Re: Epson 4900 Calibration
Re: Epson 4900 Calibration
- Subject: Re: Epson 4900 Calibration
- From: Terence Wyse <email@hidden>
- Date: Fri, 01 Apr 2011 13:10:20 -0400
To go along with Steve's comment below, there's a few things to consider....
* With the Epson Spectroproofer option, it's *possible* to share the spectro with all printers since the unit comes on and off fairly easy, at least in the case of the 7900/7890 and 4900 (9900 and 9890 is a beast however and mostly a 2-person job)......but you would lose much of the convenience of scheduling auto-calibrations to run during noon-production hours. In any case, sharing the spectro would help with the inter-instrument disagreement issue.
* Myself and most of my colleagues that set up these newer printers with the internal spectros...to a person we almost ALWAYS use them for calibration-only and almost NEVER use them for actual profiling....we'll use an off-line spectro such as an iSis or DTP-70 for the actual profiling so the profile will match on all units.

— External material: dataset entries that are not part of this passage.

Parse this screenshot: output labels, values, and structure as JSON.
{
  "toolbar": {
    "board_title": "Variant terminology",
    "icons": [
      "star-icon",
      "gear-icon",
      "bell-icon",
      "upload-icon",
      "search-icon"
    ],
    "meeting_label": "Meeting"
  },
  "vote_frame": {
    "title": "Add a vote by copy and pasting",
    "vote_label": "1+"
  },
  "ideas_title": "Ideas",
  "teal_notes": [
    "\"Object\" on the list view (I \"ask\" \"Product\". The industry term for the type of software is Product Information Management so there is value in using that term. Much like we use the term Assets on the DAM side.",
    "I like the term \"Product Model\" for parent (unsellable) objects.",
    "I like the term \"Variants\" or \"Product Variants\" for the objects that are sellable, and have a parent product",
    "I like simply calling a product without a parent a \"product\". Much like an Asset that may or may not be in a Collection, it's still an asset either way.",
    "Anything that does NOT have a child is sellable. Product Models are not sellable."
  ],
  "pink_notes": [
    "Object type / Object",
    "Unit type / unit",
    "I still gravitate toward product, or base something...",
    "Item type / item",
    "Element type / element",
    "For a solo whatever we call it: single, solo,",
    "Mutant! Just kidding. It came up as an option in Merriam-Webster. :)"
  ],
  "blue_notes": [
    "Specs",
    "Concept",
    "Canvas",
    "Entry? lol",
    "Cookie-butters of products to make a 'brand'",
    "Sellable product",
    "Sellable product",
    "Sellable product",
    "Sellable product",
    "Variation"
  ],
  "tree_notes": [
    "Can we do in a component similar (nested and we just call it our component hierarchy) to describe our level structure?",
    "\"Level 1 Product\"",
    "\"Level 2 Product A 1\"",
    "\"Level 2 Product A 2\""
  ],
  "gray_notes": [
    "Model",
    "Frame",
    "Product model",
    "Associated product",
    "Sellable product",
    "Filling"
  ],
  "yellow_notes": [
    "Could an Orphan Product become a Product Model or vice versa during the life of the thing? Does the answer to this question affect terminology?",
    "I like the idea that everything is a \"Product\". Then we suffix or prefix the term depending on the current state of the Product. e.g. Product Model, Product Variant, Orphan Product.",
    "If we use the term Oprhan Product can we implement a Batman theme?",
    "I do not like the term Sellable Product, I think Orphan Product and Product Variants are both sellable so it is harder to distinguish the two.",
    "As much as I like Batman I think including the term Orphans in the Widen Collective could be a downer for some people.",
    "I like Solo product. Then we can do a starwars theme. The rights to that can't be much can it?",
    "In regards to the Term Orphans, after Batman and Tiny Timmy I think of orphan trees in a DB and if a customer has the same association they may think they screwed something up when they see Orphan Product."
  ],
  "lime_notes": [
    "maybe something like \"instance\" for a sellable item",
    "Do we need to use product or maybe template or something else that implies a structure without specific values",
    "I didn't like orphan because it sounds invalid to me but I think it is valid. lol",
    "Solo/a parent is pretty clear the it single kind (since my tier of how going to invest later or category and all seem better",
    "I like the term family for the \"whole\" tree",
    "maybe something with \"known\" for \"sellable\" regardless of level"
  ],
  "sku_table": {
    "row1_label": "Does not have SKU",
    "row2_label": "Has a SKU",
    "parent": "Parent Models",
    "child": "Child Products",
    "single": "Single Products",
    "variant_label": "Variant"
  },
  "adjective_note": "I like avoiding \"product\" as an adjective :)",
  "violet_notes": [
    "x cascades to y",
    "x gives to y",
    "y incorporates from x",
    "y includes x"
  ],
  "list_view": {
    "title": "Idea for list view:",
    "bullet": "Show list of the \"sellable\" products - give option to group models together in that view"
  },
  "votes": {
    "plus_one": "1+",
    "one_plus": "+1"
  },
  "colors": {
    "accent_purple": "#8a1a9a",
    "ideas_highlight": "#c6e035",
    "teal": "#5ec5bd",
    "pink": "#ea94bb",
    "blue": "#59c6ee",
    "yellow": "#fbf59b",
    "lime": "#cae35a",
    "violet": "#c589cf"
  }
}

This doesn't totally get around the issue but it makes sense to me to at least standardize on what spectro is used for the profile itself ("proof standard" if you will) and simply let the internal spectro handle the day-to-day calibration needs.
My white-backed or black-backed .35 nanometer cents worth,
Terry
On Apr 1, 2011, at 12:53 PM, Steve Upton wrote:
> At 10:06 PM -0400 3/31/11, Roger Breton wrote:
>> Almost ;-)
>>
>> I'm concerned when comparing generations of Epson's printers. I have used
>> 9600s for years now, with GMG and I must say, when I compare my proofs to
>> the newer Epson models, those having newer ink sets, the Ultrachrome K3s,
>> invariably, I'm thrown back by the visual differences I find, all at
>> *comparable* delta Es (well below 1.5 avg and max below 4). These days, I do
>> all my measurements using the iSis (the days of the DTP70 are long gone) but
>> I hope to experiment soon with Minolta FD-7. My tests are all done on the
>> same, non-fluorescent substrate. So, the visual difference I observe between
>> prints made with the various Epson generations, ought to stem from the
>> printer's various generations of inks. The typical difference I encounter
>> with the newer Epson inks is in the direction of more red. In comparison,
>> the older 9600's proofs appear yellowish. I remember my days of training at
>> GMG when we had both a 7800 and an Z2100 in the same room, on the same
>> substrate, same instrument, same iterated delta Es, yet the differences
>> between Epson's and HP's was not staggering but quite visible. Shopping for
>> a new printer today, I can't say I'd give my money to Epson blindfolded, as
>> I fear we'll have to expend more magenta to match the same delta E -- I see
>> it every day with customer's supplied Epson 9880+ proofs.
>>
>> I was hoping that HP ink technology would offer a different visual quality
>> than Epson's.
>>
>
> I like and appreciate the benefit of on-board spectros in printers but this visual difference can also be caused by an unavoidable, underlying flaw of onboards - you can't share a single instrument to profile the devices.
>
> Inter-instrument disagreement is still pretty bad in some cases - especially when they are different technologies (Pulse vs Munki/i1).
>
> It's also VERY tough to verify the instrument effectively using a color reference like the Vogelsong and our Maxwell MeasureWatch service.
>
> So, greater ease of use = less control and accuracy. Unfortunate but true.